We must also recognize psycho-social pain, the residue of life’s unresolved conflicts with other people. There are almost always interpersonal issues within families, and sometimes between close friends, when one is dying—people who’ve become estranged, “I love you”s that were never expressed, and more. Ira Byock, a palliative care doctor, wrote in his book, The Four Things That Matter Most, that there are four basic messages a person needs to communicate at the end of life: “I love you. Thank you. I forgive you. Please forgive me.” These are a good start. A good death creates a space for people to say those words.
3. Satisfy any remaining wishes that are consistent with their present condition.
Some people want to live long enough to go to a grandson’s graduation, to see a book published, to see a cousin they were close to who lives 3000 miles away. But, be careful that these are the wishes of the patient and not just the patient’s significant others. There’s a difference between a good death and an appropriated death—one that’s stolen from the dying person by other forces, including the agenda of close family members.
4. Review their life to find meaning.
There are two main ways that people on their deathbeds find meaning: in the recognition of all of the people they have loved and who have loved them, and in the work that they’ve done that has contributed to the greater good. In some cases, contributory work will be obvious; in others, it may be less so. But, helping the dying to articulate what brought meaning to their lives will help them feel more at peace with their death.
5. Hand over control to a trusted person, someone committed to helping them have the kind of death they desire.
The whole issue of deathbed conversations—asking a person what he needs or wants—is very important. What does the dying person want? How can they get that? Is it reasonable? Sometimes it’s not reasonable: A friend’s dying mother wanted help in ending her own life; well, that wasn’t going to happen. Sometimes you can have the conversation without acting on it, and any conflicts or issues can be addressed.
6. Be protected from needless procedures that serve to only dehumanize and demean without much or any benefit.
Emergency rooms, ICUs, and 911 are set up to preserve life and are not typically supportive of the conditions for a good death.

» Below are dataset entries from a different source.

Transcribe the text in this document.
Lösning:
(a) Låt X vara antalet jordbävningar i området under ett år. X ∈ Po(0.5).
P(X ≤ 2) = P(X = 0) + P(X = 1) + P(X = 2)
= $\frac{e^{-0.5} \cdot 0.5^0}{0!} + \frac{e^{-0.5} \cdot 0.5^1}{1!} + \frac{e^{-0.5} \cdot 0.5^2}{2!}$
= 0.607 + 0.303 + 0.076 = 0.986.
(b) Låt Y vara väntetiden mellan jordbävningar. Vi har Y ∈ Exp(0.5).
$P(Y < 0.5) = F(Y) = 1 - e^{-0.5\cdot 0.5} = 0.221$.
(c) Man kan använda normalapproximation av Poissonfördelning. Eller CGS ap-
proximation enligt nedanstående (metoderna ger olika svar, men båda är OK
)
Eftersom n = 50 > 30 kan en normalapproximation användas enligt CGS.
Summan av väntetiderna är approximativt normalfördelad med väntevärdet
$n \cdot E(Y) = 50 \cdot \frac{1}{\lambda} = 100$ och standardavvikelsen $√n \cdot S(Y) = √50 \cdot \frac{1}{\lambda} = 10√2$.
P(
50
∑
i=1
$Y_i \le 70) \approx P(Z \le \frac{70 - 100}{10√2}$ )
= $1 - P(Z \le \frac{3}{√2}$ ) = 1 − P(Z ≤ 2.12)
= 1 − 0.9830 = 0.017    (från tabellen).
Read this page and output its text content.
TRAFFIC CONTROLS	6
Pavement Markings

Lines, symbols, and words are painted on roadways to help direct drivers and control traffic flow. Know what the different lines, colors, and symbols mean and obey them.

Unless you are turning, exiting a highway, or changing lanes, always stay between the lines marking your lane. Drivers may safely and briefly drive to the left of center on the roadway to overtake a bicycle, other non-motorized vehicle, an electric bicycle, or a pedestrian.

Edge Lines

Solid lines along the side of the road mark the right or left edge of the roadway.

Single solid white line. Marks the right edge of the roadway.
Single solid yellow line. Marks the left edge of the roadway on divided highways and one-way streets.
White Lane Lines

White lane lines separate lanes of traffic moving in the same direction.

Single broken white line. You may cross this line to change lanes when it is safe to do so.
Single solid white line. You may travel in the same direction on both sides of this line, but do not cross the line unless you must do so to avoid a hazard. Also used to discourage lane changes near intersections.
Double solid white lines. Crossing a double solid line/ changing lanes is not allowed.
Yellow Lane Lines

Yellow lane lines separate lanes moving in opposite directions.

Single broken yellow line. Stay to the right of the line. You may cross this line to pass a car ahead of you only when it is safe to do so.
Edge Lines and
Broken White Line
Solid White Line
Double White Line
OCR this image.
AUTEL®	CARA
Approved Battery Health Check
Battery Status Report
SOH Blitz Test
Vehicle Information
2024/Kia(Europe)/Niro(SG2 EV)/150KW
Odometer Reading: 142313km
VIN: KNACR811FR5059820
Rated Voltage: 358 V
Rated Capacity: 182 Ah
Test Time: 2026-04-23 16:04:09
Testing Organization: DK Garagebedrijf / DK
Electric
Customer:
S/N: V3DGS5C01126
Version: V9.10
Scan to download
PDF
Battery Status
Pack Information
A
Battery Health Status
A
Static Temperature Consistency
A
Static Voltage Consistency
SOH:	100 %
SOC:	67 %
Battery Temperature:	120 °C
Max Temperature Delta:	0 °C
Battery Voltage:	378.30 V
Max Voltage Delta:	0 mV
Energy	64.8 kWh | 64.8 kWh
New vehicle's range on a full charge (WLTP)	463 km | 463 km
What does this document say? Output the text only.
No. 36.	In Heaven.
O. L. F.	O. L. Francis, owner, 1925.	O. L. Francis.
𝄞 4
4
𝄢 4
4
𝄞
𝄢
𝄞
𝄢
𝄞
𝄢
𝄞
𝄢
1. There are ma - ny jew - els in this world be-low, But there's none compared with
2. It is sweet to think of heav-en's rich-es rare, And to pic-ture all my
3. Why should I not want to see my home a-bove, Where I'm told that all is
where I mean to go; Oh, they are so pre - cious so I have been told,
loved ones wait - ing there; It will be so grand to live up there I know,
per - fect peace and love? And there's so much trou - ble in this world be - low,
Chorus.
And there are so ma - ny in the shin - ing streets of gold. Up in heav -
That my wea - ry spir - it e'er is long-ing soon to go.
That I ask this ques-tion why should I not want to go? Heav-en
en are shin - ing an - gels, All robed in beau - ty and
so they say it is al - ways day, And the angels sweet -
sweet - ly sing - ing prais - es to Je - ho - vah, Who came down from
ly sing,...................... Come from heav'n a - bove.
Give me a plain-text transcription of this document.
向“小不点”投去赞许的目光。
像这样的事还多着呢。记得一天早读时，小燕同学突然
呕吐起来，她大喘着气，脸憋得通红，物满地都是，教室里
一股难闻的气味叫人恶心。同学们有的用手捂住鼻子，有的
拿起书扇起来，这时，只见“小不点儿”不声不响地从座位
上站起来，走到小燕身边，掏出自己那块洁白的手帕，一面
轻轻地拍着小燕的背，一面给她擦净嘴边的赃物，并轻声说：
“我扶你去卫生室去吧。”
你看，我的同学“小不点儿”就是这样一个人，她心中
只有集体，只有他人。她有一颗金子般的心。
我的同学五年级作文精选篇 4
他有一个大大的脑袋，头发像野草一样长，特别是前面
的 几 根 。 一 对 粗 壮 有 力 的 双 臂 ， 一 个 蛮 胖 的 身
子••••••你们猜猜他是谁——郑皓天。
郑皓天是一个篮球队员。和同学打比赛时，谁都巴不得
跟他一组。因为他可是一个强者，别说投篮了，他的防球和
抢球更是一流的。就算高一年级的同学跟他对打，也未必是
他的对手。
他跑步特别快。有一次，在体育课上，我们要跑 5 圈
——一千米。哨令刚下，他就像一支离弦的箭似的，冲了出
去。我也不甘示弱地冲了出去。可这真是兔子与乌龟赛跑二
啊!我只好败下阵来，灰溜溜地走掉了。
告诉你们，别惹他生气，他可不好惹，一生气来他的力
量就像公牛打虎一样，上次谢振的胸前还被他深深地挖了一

If a person is suffering tremendously, there may be cause to get emergency help; but for most situations, when you throw a person into the larger healthcare system, the prevention of death becomes the imperative, and that can serve to increase suffering for the dying person. One has to be very persistent and clear to avoid procedures that are unwanted—to insist on palliative or hospice care, instead. It can help to have an advanced directive or a “physician-orders for life sustaining treatment” in writing and communicated to loved ones; but often a person also needs a vocal advocate—a family member, friend, or volunteer caregiver.
7. Decide how social and how alert they want to be.
Sometimes a dying person wants solitude; sometimes he or she wants friends and family around. Whatever the case, the dying person should decide. And, though trickier, dying people should be allowed to decide how much consciousness they want. Some people want to sleep all of the time; others want to be alert as much as possible. Once these wishes are known, an advocate can help make that happen.
Garfield says that the key is listening to people who are dying and to try and address the issues that are important to them. The potential for growth through dying is definitely there. It doesn’t mean it will automatically happen, though.
Death can bring out our goodness—our capacity to transcend, love, and grow—or it can bring out our capacity to hate, create enemies, and deteriorate psychologically. To help promote the former, we should create sacred spaces for those who are dying so that they can benefit most from the experience. If we know the conditions for a good death, we are more apt to prepare ourselves and the ones we love to die with dignity and the sense of a life well-lived, rather than treating death as a calamity requiring a trip to the hospital.
A good death, says Garfield, is no oxymoron. It’s within everyone’s realm of possibility. We need only realize its potential and prepare ourselves to meet it mindfully, with compassion and courage.